Rules can also be kept in a separate YAML or JSON file and shared across multiple book configs:

```json
{
    "site_rules_file": "./my-sites.yml"
}
```

`my-sites.yml`:

```yaml
- pattern: "//example.com"
  content: article.post-body
  title: h1.article-title
  cleanup:
    - div.ads
    - nav.sidebar
```

Inline `site_rules` and `site_rules_file` are merged; inline rules are checked first. Relative paths in `site_rules_file` are resolved from the directory containing the config file.

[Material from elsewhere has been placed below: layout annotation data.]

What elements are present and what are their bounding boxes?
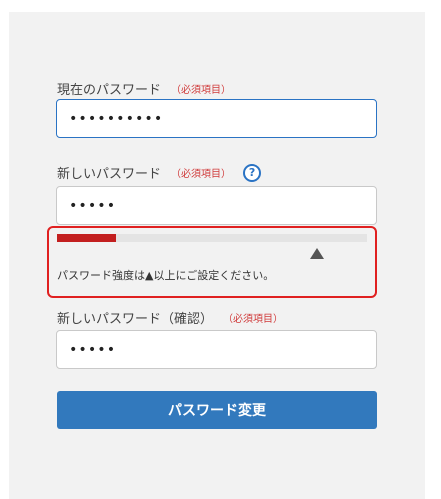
strength-bar-fill (57, 234, 116, 242)
new-password-value: ••••• (69, 197, 117, 214)
current-password-value: •••••••••• (69, 110, 164, 127)
confirm-password-label: 新しいパスワード（確認） (57, 312, 214, 327)
confirm-password-value: ••••• (69, 341, 117, 358)
current-password-label: 現在のパスワード (57, 83, 162, 98)
current-password-required-badge: （必須項目） (171, 85, 232, 96)
password-strength-indicator: パスワード強度は▲以上にご設定ください。 (47, 226, 377, 298)
new-password-input[interactable]: ••••• (56, 186, 377, 225)
strength-message: パスワード強度は▲以上にご設定ください。 (57, 269, 275, 282)
confirm-password-input[interactable]: ••••• (56, 330, 377, 369)
change-password-button[interactable]: パスワード変更 (57, 391, 377, 429)
new-password-label-row: 新しいパスワード （必須項目） ? (57, 163, 262, 182)
current-password-label-row: 現在のパスワード （必須項目） (57, 79, 231, 98)
triangle-up-icon (310, 248, 324, 259)
confirm-password-label-row: 新しいパスワード（確認） （必須項目） (57, 308, 283, 327)
confirm-password-required-badge: （必須項目） (223, 314, 284, 325)
help-icon[interactable]: ? (243, 163, 262, 182)
new-password-required-badge: （必須項目） (171, 169, 232, 180)
strength-bar-track (57, 234, 367, 242)
current-password-input[interactable]: •••••••••• (56, 99, 377, 138)
new-password-label: 新しいパスワード (57, 167, 162, 182)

## Compile ebook for consuming purpose

### Prerequisites
Before generating ebook, we need to install asciidoctor tools. Follow install guideline on following websites:

* for generating html: https://asciidoctor.org
* for generating epub: https://asciidoctor.org/docs/asciidoctor-epub3/
* for generating pdf: https://asciidoctor.org/docs/asciidoctor-pdf/

### Generating ebooks
To help with generating ebook, `colusa` also create a `Makefile` in the root folder of the ebook. In the `Makefile`, there are three common targets that we can use to generate ebook in html, epub, pdf formats.

```bash
# to generate html
$ make html

# to generate epub
$ make epub

# to generate pdf
$ make pdf
```

Generated ebooks will be saved to `./output` folder.

```
user:output/ $ ls                                                            [10:55:55]
total 3056
drwxr-xr-x  10 320B images
-rw-r--r--   1 699K index.epub
-rw-r--r--   1 131K index.html
-rw-r--r--@  1 694K index.pdf
```

## List of Supported Websites

Currently `colusa` has built-in support for the following websites. Any other site can be handled using [dynamic site rules](#supporting-unsupported-websites).

* https://untools.co
* https://unintendedconsequenc.es
* https://blog.acolyer.org
* https://fs.blog
* https://increment.com
* https://slack.engineering
* https://medium.com
* https://www.cs.rutgers.edu/~pxk/
* https://www.preethikasireddy.com
* https://engineering.atspotify.com
* https://truyenfull.vn
* https://avikdas.com
* https://www.infoq.com

## Contribution

Contribution is welcome. You can open issues to request for supporting more websites, open PR to help with those issues, or anything else like documentation, code contribution.